Nickel in Tap Water
Where does Nickel come from?
Nickel is used in the nickel/chrome plating on taps and plumbing fittings and so can occasionally leach into water whilst it in contact with the fitting.
The amount of nickel leaching into the water is most likely to be high if the fitting is new or the metal plating is deteriorating. Some ground water sources in the UK may contain nickel, however water supplies are treated and tested to ensure levels are below the legal limit.
How can Nickel affect my health?
High concentrations of nickel in tap water can cause skin irritation (allergic contact dermatitis). If you have experienced any skin irritation, a rash or sensitivity following washing, you should consult your GP and contact your local water company for further information.
What can I do about Nickel in drinking water?
If you suspect nickel from your tap water may be affecting your health, ask your water company to investigate.
If your water company has investigated and found a high concentration of nickel associated with a tap or plumbing fitting in your home, they should provide you with written advice on what you can do to reduce the concentration to a safe level.

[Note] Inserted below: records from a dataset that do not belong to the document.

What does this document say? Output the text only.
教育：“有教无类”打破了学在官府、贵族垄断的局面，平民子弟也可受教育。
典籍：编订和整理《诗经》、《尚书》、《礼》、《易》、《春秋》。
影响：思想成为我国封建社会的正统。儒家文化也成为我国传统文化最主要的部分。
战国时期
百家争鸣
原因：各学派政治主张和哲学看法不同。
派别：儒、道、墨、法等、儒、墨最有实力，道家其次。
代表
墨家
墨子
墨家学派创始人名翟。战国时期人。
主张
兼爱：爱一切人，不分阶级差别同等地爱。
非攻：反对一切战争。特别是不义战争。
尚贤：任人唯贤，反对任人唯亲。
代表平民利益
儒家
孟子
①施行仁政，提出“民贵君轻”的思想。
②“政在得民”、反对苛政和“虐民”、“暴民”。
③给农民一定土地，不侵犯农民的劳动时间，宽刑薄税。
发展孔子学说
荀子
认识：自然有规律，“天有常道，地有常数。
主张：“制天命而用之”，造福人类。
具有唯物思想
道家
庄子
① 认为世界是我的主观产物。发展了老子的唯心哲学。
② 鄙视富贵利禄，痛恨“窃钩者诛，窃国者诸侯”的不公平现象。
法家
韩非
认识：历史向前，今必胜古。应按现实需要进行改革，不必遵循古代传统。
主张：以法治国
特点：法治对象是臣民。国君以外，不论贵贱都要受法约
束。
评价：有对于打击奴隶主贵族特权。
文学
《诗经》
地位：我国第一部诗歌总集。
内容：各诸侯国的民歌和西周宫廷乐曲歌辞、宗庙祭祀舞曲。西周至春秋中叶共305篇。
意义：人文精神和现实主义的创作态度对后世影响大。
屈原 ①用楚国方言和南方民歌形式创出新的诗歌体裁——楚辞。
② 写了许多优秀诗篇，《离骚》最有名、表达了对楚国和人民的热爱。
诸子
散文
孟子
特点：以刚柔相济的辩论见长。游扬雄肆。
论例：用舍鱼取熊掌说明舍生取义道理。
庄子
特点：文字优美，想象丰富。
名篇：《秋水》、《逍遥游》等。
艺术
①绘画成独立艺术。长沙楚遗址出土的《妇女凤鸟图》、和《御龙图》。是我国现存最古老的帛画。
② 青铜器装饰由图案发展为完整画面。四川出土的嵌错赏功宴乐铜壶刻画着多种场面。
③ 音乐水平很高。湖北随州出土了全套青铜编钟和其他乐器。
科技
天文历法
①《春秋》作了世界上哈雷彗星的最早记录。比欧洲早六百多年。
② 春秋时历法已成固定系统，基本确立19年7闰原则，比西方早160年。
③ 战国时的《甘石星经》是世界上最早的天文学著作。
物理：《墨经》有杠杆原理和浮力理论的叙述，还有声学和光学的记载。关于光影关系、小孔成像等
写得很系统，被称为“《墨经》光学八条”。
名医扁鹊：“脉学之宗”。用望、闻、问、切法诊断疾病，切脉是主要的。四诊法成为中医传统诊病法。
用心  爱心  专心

Normally this can be achieved by running the tap for a short time (normally enough to fill the sink or a washing-up bowl) to remove standing water that has been in contact with the fitting. In some cases, you may need to replace the tap or fitting.
If you need to replace a tap or fitting, we recommend that you employ a qualified plumber to carry out any plumbing work. The Water Regulations Advisory Scheme provides information about accredited WaterSafe plumbers and approved fittings on its website.